My project house-keeping yesterday ended up with a rather strange discovery. I have some test log files that contain Unicode characters and are stored on disk as UTF-16 with the correct 2 byte ‘byte order mark’ (BOM) header of 0xFF 0xFE. When I discovered that I needed to save some test logs as Unicode I hacked together some code that dealt with the UTF-16 BOM and did the right thing. Yesterday’s mammoth CVS checkin and test was obviously the first time that I’d checked these files out of CVS and run my tests. The tests failed in very strange ways and some of the test logs seemed to have been corrupted, they had 0xEF 0xBB 0xBF bytes at the start…

After some googling I discovered that 0xEF 0xBB 0xBF is the BOM for UTF-8 and that CVS had obviously translated UTF-16 to UTF-8 during the check-in/check-out process. I’d really rather it didn’t do that but I cant find a way to prevent it (or even a mention of it in the docs).
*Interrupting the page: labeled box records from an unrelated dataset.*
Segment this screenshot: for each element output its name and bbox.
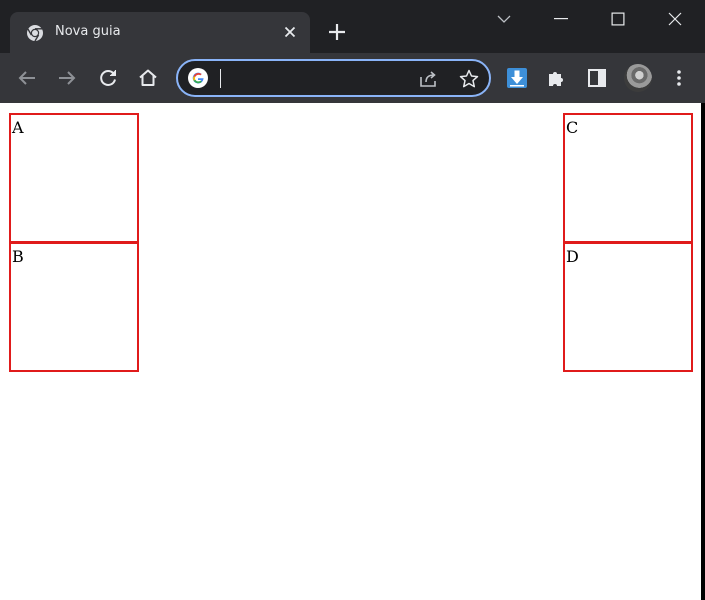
close-icon bbox=[668, 12, 682, 26]
text-caret bbox=[220, 69, 221, 88]
maximize-button[interactable] bbox=[594, 0, 642, 38]
box-d: D bbox=[563, 242, 693, 372]
toolbar bbox=[0, 53, 705, 103]
avatar[interactable] bbox=[624, 64, 652, 92]
star-icon[interactable] bbox=[458, 68, 480, 90]
back-icon[interactable] bbox=[15, 66, 39, 90]
tab-nova-guia[interactable]: Nova guia bbox=[10, 12, 310, 53]
box-b: B bbox=[9, 242, 139, 372]
menu-icon[interactable] bbox=[667, 66, 691, 90]
home-icon[interactable] bbox=[136, 66, 160, 90]
address-input[interactable] bbox=[218, 65, 408, 91]
tab-search-button[interactable] bbox=[480, 0, 528, 38]
forward-icon[interactable] bbox=[55, 66, 79, 90]
tab-title: Nova guia bbox=[55, 24, 121, 39]
plus-icon bbox=[329, 24, 345, 40]
tab-strip: Nova guia bbox=[0, 0, 705, 53]
new-tab-button[interactable] bbox=[326, 21, 348, 43]
page-content: A B C D bbox=[0, 103, 701, 600]
minimize-icon bbox=[554, 18, 568, 20]
minimize-button[interactable] bbox=[537, 0, 585, 38]
window-edge bbox=[701, 103, 705, 600]
reload-icon[interactable] bbox=[96, 66, 120, 90]
google-icon bbox=[188, 68, 208, 88]
share-icon[interactable] bbox=[418, 68, 440, 90]
close-window-button[interactable] bbox=[651, 0, 699, 38]
side-panel-icon[interactable] bbox=[585, 66, 609, 90]
omnibox[interactable] bbox=[176, 59, 491, 97]
tab-close-icon[interactable] bbox=[282, 24, 298, 40]
chevron-down-icon bbox=[497, 15, 511, 23]
maximize-icon bbox=[611, 12, 625, 26]
puzzle-icon[interactable] bbox=[545, 66, 569, 90]
download-extension-icon[interactable] bbox=[505, 66, 529, 90]
box-c: C bbox=[563, 113, 693, 243]
box-a: A bbox=[9, 113, 139, 243]
chrome-icon bbox=[26, 24, 44, 42]
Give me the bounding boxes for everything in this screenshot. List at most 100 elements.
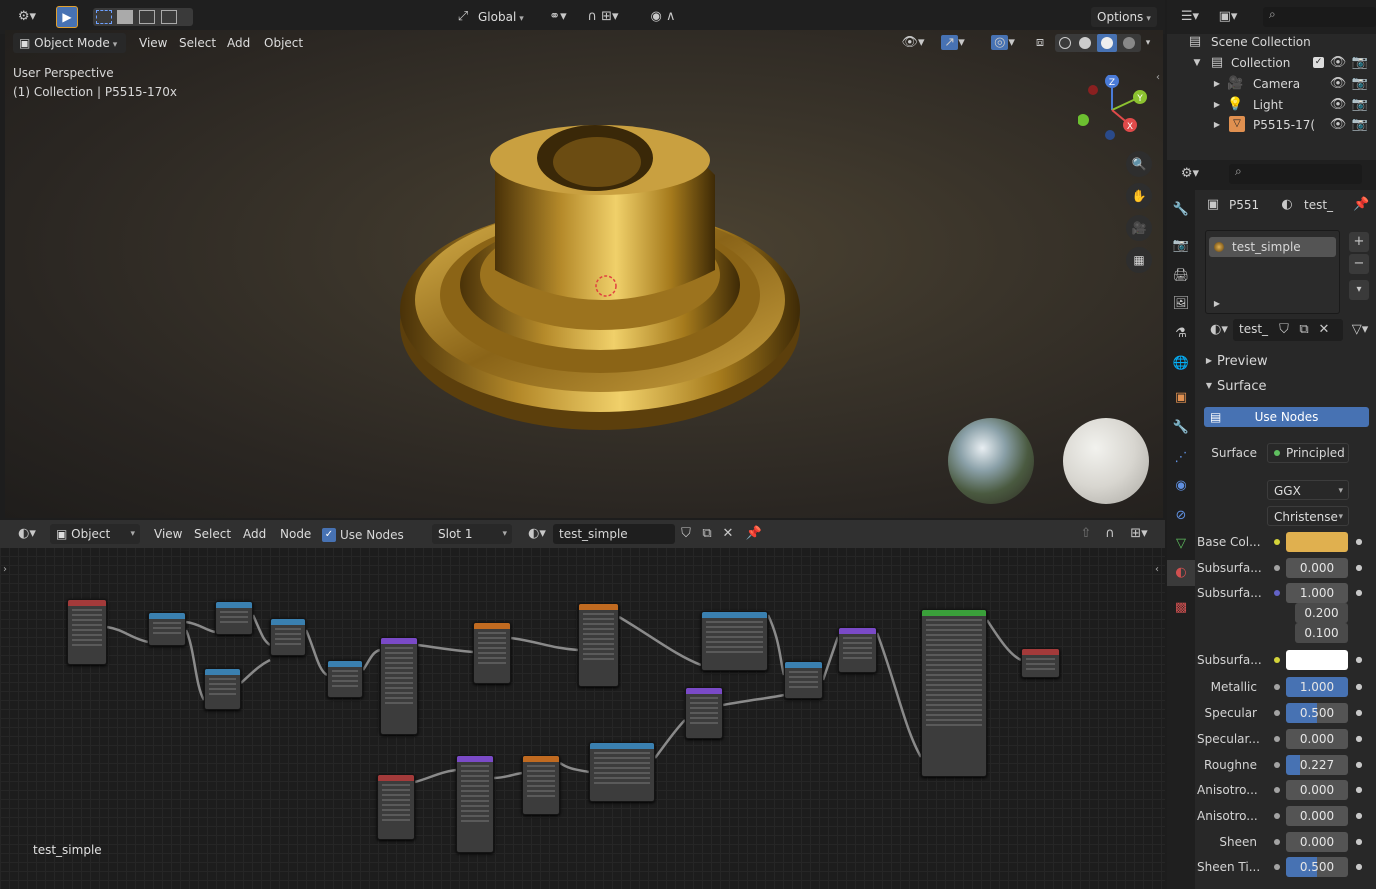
view-layer-tab-icon[interactable]: 🖼 xyxy=(1171,294,1191,314)
overlay-toggle-icon[interactable]: ◎ ▾ xyxy=(983,33,1023,53)
keyframe-dot-icon[interactable]: ● xyxy=(1352,806,1366,826)
constraints-tab-icon[interactable]: ⊘ xyxy=(1171,506,1191,526)
collapse-arrow-icon[interactable]: ▼ xyxy=(1191,53,1203,73)
socket-dot[interactable] xyxy=(1274,590,1280,597)
expand-arrow-icon[interactable]: ▶ xyxy=(1211,74,1223,94)
particles-tab-icon[interactable]: ⋰ xyxy=(1171,448,1191,468)
list-expand-icon[interactable]: ▶ xyxy=(1211,294,1223,314)
scene-tab-icon[interactable]: ⚗ xyxy=(1171,324,1191,344)
input-field[interactable]: 1.000 xyxy=(1286,677,1348,698)
keyframe-dot-icon[interactable]: ● xyxy=(1352,729,1366,749)
sidebar-toggle-icon[interactable]: ‹ xyxy=(1156,72,1160,83)
shader-node[interactable] xyxy=(473,622,511,684)
xray-icon[interactable]: ⧈ xyxy=(1031,33,1049,53)
zoom-icon[interactable]: 🔍 xyxy=(1126,151,1152,177)
pan-hand-icon[interactable]: ✋ xyxy=(1126,183,1152,209)
collapse-arrow-icon[interactable]: ▼ xyxy=(1203,376,1215,396)
shader-node[interactable] xyxy=(67,599,107,665)
display-mode-icon[interactable]: ▣▾ xyxy=(1213,7,1243,27)
material-datablock[interactable]: test_ ⛉ ⧉ ✕ xyxy=(1233,319,1343,341)
link-type-icon[interactable]: ▽▾ xyxy=(1345,320,1375,340)
render-tab-icon[interactable]: 📷 xyxy=(1171,236,1191,256)
data-tab-icon[interactable]: ▽ xyxy=(1171,534,1191,554)
shader-node[interactable] xyxy=(456,755,494,853)
shader-node[interactable] xyxy=(522,755,560,815)
socket-dot[interactable] xyxy=(1274,864,1280,871)
socket-dot[interactable] xyxy=(1274,564,1280,571)
input-field[interactable]: 0.200 xyxy=(1295,603,1348,624)
add-slot-icon[interactable]: + xyxy=(1349,232,1369,252)
material-browse-icon[interactable]: ◐▾ xyxy=(1205,320,1233,340)
mode-dropdown[interactable]: ▣ Object Mode ▾ xyxy=(13,33,126,53)
render-camera-icon[interactable]: 📷 xyxy=(1351,74,1369,94)
outliner-item-mesh[interactable]: P5515-17( xyxy=(1253,118,1315,132)
socket-dot[interactable] xyxy=(1274,838,1280,845)
shader-node[interactable] xyxy=(578,603,619,687)
menu-add[interactable]: Add xyxy=(221,33,256,53)
slot-specials-icon[interactable]: ▾ xyxy=(1349,280,1369,300)
distribution-dropdown[interactable]: GGX ▾ xyxy=(1267,480,1349,500)
object-tab-icon[interactable]: ▣ xyxy=(1171,388,1191,408)
material-tab-icon[interactable]: ◐ xyxy=(1171,563,1191,583)
shader-node[interactable] xyxy=(589,742,655,802)
eye-icon[interactable]: 👁 xyxy=(1329,95,1347,115)
expand-arrow-icon[interactable]: ▶ xyxy=(1211,115,1223,135)
shader-node[interactable] xyxy=(270,618,306,656)
shader-node-editor[interactable]: ◐▾ ▣ Object ▾ View Select Add Node ✓ Use … xyxy=(0,520,1165,889)
select-mode-buttons[interactable] xyxy=(93,8,193,26)
outliner-collection[interactable]: Collection xyxy=(1231,56,1290,70)
socket-dot[interactable] xyxy=(1274,761,1280,768)
menu-select[interactable]: Select xyxy=(173,33,222,53)
socket-dot[interactable] xyxy=(1274,787,1280,794)
shading-dropdown-icon[interactable]: ▾ xyxy=(1141,33,1155,53)
input-field[interactable]: 0.000 xyxy=(1286,728,1348,749)
modifier-tab-icon[interactable]: 🔧 xyxy=(1171,418,1191,438)
shader-node[interactable] xyxy=(377,774,415,840)
input-field[interactable]: 0.000 xyxy=(1286,831,1348,852)
3d-viewport[interactable]: ▣ Object Mode ▾ View Select Add Object 👁▾… xyxy=(5,30,1163,518)
input-field[interactable]: 0.100 xyxy=(1295,623,1348,644)
outliner-type-icon[interactable]: ☰▾ xyxy=(1175,7,1205,27)
transform-orientation-dropdown[interactable]: Global ▾ xyxy=(472,7,530,27)
keyframe-dot-icon[interactable]: ● xyxy=(1352,650,1366,670)
panel-preview[interactable]: Preview xyxy=(1217,354,1268,369)
properties-search-input[interactable]: ⌕ xyxy=(1229,164,1362,184)
shader-node[interactable] xyxy=(685,687,723,739)
shader-node[interactable] xyxy=(701,611,768,671)
shader-node[interactable] xyxy=(838,627,877,673)
keyframe-dot-icon[interactable]: ● xyxy=(1352,703,1366,723)
socket-dot[interactable] xyxy=(1274,710,1280,717)
select-tool-icon[interactable]: ▶ xyxy=(56,6,78,28)
proportional-edit-icon[interactable]: ◉ ∧ xyxy=(638,7,688,27)
shader-node[interactable] xyxy=(921,609,987,777)
visibility-icon[interactable]: 👁▾ xyxy=(898,33,928,53)
navigation-gizmo[interactable]: Z Y X xyxy=(1078,75,1158,145)
input-field[interactable]: 0.000 xyxy=(1286,557,1348,578)
input-field[interactable] xyxy=(1286,532,1348,552)
outliner-item-camera[interactable]: Camera xyxy=(1253,77,1300,91)
shader-node[interactable] xyxy=(215,601,253,635)
shading-modes[interactable] xyxy=(1055,34,1141,52)
eye-icon[interactable]: 👁 xyxy=(1329,74,1347,94)
menu-view[interactable]: View xyxy=(133,33,173,53)
material-slot-name[interactable]: test_simple xyxy=(1232,240,1301,254)
eye-icon[interactable]: 👁 xyxy=(1329,53,1347,73)
keyframe-dot-icon[interactable]: ● xyxy=(1352,755,1366,775)
snap-icon[interactable]: ∩ ⊞▾ xyxy=(578,7,628,27)
outliner-scene-collection[interactable]: Scene Collection xyxy=(1211,35,1311,49)
perspective-grid-icon[interactable]: ▦ xyxy=(1126,247,1152,273)
outliner-search-input[interactable]: ⌕ xyxy=(1263,7,1376,27)
shader-node[interactable] xyxy=(204,668,241,710)
input-field[interactable]: 1.000 xyxy=(1286,583,1348,604)
brass-object[interactable] xyxy=(385,100,815,460)
menu-object[interactable]: Object xyxy=(258,33,309,53)
input-field[interactable]: 0.500 xyxy=(1286,857,1348,878)
gizmo-toggle-icon[interactable]: ↗ ▾ xyxy=(933,33,973,53)
keyframe-dot-icon[interactable]: ● xyxy=(1352,583,1366,603)
keyframe-dot-icon[interactable]: ● xyxy=(1352,780,1366,800)
world-tab-icon[interactable]: 🌐 xyxy=(1171,354,1191,374)
outliner-item-light[interactable]: Light xyxy=(1253,98,1283,112)
pivot-point-icon[interactable]: ⚭▾ xyxy=(543,7,573,27)
collapse-arrow-icon[interactable]: ▶ xyxy=(1203,351,1215,371)
tool-tab-icon[interactable]: 🔧 xyxy=(1171,200,1191,220)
Once I realised what was going on I added some code to deal with UTF-8 files and my tests ran again and all was well. I guess I’m lucky that CVS bothered to add the BOM to the UTF-8 files (it’s optional for UTF-8) as I’m sure it would have taken me far longer to work out what was going on if I couldn’t just google for 0xEF 0xBB 0xBF.

[Updated: 12:18] Thanks for the suggestions to put the file under CVS in binary mode. I tried that (using cvs admin -kb to convert the file) but then the file seemed to have its line end mucked about with. At that point I gave up on CVS and fixed the code.